Notching its third deal, but first control buyout, new firm Golden Gate Capital this month purchased the micro focus division (“Micro Focus“) of Merant PLC for $62.5 million. While the San Francisco firm, founded last year by two ex-Bain Capital partners, committed most of the $35 million of equity put into the deal, a smaller firm based in Irvine, Calf., called Parallax Capital Partners, also took a stake in the company.
Micro Focus develops software products that allow companies to maintain and extend the life of their COBOL applications. (COBOL is a programming language that was developed decades ago but is still a core part of many business operations.)
Golden Gate, started by David Dominik and Jesse Rogers, launched its debut fund in April of 2000 with a $500 million target and closed it nine months later at its cap of $700 million (Buyouts March 12, p. 1). The group raised the fund in order to pursue “change-intensive growth investments in companies that are exploiting the forces of change in technology and the broader economy.”
Dominik, managing director of Golden Gate, said the Micro Focus deal is “consistent with what we had described and anticipated, and what we are working on.”
The deal came about as Golden Gate focused its attention on what Dominik called the legacy software arena. Legacy software includes established and mature software companies serving a combination of middleware and mainframe market places.

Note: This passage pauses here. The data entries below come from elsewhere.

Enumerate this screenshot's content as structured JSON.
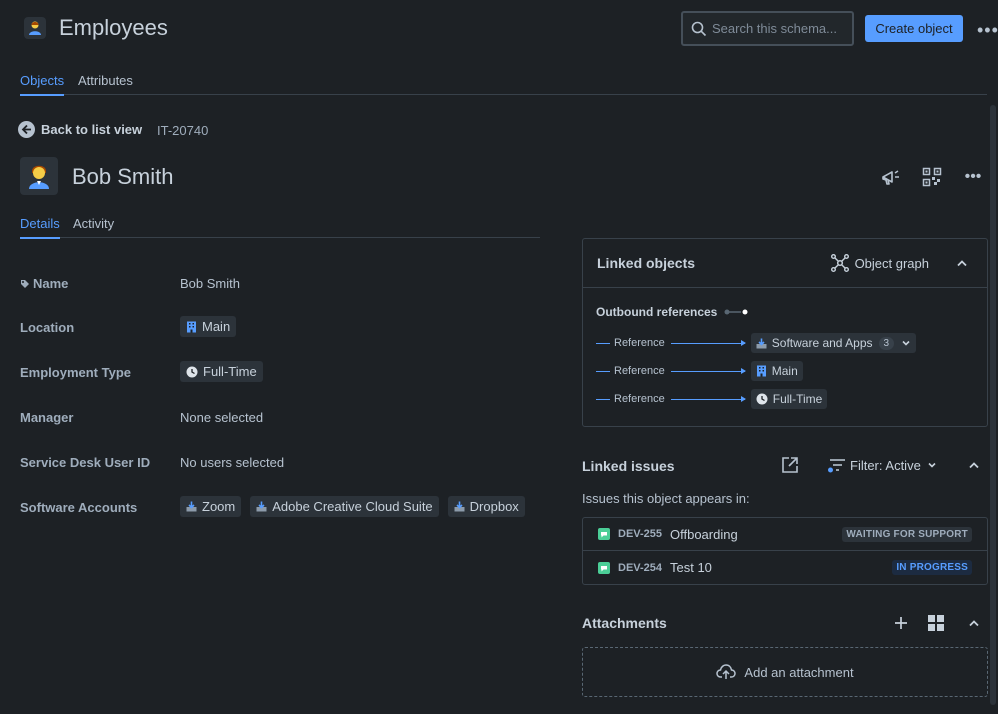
{
  "header": {
    "title": "Employees",
    "search_placeholder": "Search this schema...",
    "create_label": "Create object"
  },
  "top_tabs": [
    {
      "label": "Objects",
      "active": true
    },
    {
      "label": "Attributes",
      "active": false
    }
  ],
  "back_label": "Back to list view",
  "object_key": "IT-20740",
  "object_title": "Bob Smith",
  "detail_tabs": [
    {
      "label": "Details",
      "active": true
    },
    {
      "label": "Activity",
      "active": false
    }
  ],
  "fields": {
    "name": {
      "label": "Name",
      "value": "Bob Smith"
    },
    "location": {
      "label": "Location",
      "value": "Main",
      "icon": "building-icon"
    },
    "employment_type": {
      "label": "Employment Type",
      "value": "Full-Time",
      "icon": "clock-icon"
    },
    "manager": {
      "label": "Manager",
      "value": "None selected"
    },
    "service_desk": {
      "label": "Service Desk User ID",
      "value": "No users selected"
    },
    "software": {
      "label": "Software Accounts",
      "values": [
        "Zoom",
        "Adobe Creative Cloud Suite",
        "Dropbox"
      ],
      "icon": "download-icon"
    }
  },
  "linked_objects": {
    "title": "Linked objects",
    "graph_label": "Object graph",
    "outbound_label": "Outbound references",
    "references": [
      {
        "type": "Reference",
        "target": "Software and Apps",
        "count": "3",
        "icon": "download-icon"
      },
      {
        "type": "Reference",
        "target": "Main",
        "icon": "building-icon"
      },
      {
        "type": "Reference",
        "target": "Full-Time",
        "icon": "clock-icon"
      }
    ]
  },
  "linked_issues": {
    "title": "Linked issues",
    "filter_label": "Filter: Active",
    "subtitle": "Issues this object appears in:",
    "issues": [
      {
        "key": "DEV-255",
        "summary": "Offboarding",
        "status": "WAITING FOR SUPPORT",
        "status_color": "#9fadbc",
        "status_bg": "#2c333a"
      },
      {
        "key": "DEV-254",
        "summary": "Test 10",
        "status": "IN PROGRESS",
        "status_color": "#579dff",
        "status_bg": "#1c2b41"
      }
    ]
  },
  "attachments": {
    "title": "Attachments",
    "add_label": "Add an attachment"
  },
  "colors": {
    "background": "#1d2125",
    "accent": "#579dff",
    "issue_type": "#4bce97"
  }
}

These companies are attractive, Dominik said, because they are the “basis for the IT infrastructure of the world.”
“As the Internet has been imploding, people have focused their budget dollars and their attention on that infrastructure because it’s really what makes the world work,” he added.
As for whether or not legacy software companies have been affected by the general malaise in the tech sector, Golden Gate’s view is that if the companies have good products and are fulfilling an important need, then their growth prospects are promising.
In the case of Micro Focus, the company seems to be coming out of its adjustment to the Y2K hangover, meaning its revenue is leveling out after somewhat of a roller coaster ride over the last two years.
Additionally, Micro Focus, which until now has been a division of the public Merant, has installed its own sales force that is expected to give the company more selling horsepower.
While management will have to make some adjustments going from public to private, like focusing more on bottom-line earnings, Dominik described the process as “invigorating” for the group.
Micro Focus has more than 450 employees that are located in offices throughout the U.K. and U.S. The company had fiscal year 2001 revenue of approximately $120 million, according to a press release.
As for Golden Gate, the firm expects to close its second buyout deal in the coming weeks. It reached an agreement in July to acquire circuit board maker Nu Visions Manufacturing from Nu Horizons Electronics Corp.
Without counting the Nu Visions deal, Golden Gate has committed about $70 million out of its fund. Its first two deals included commitments to earlier-stage companies Celetron and MusicVision.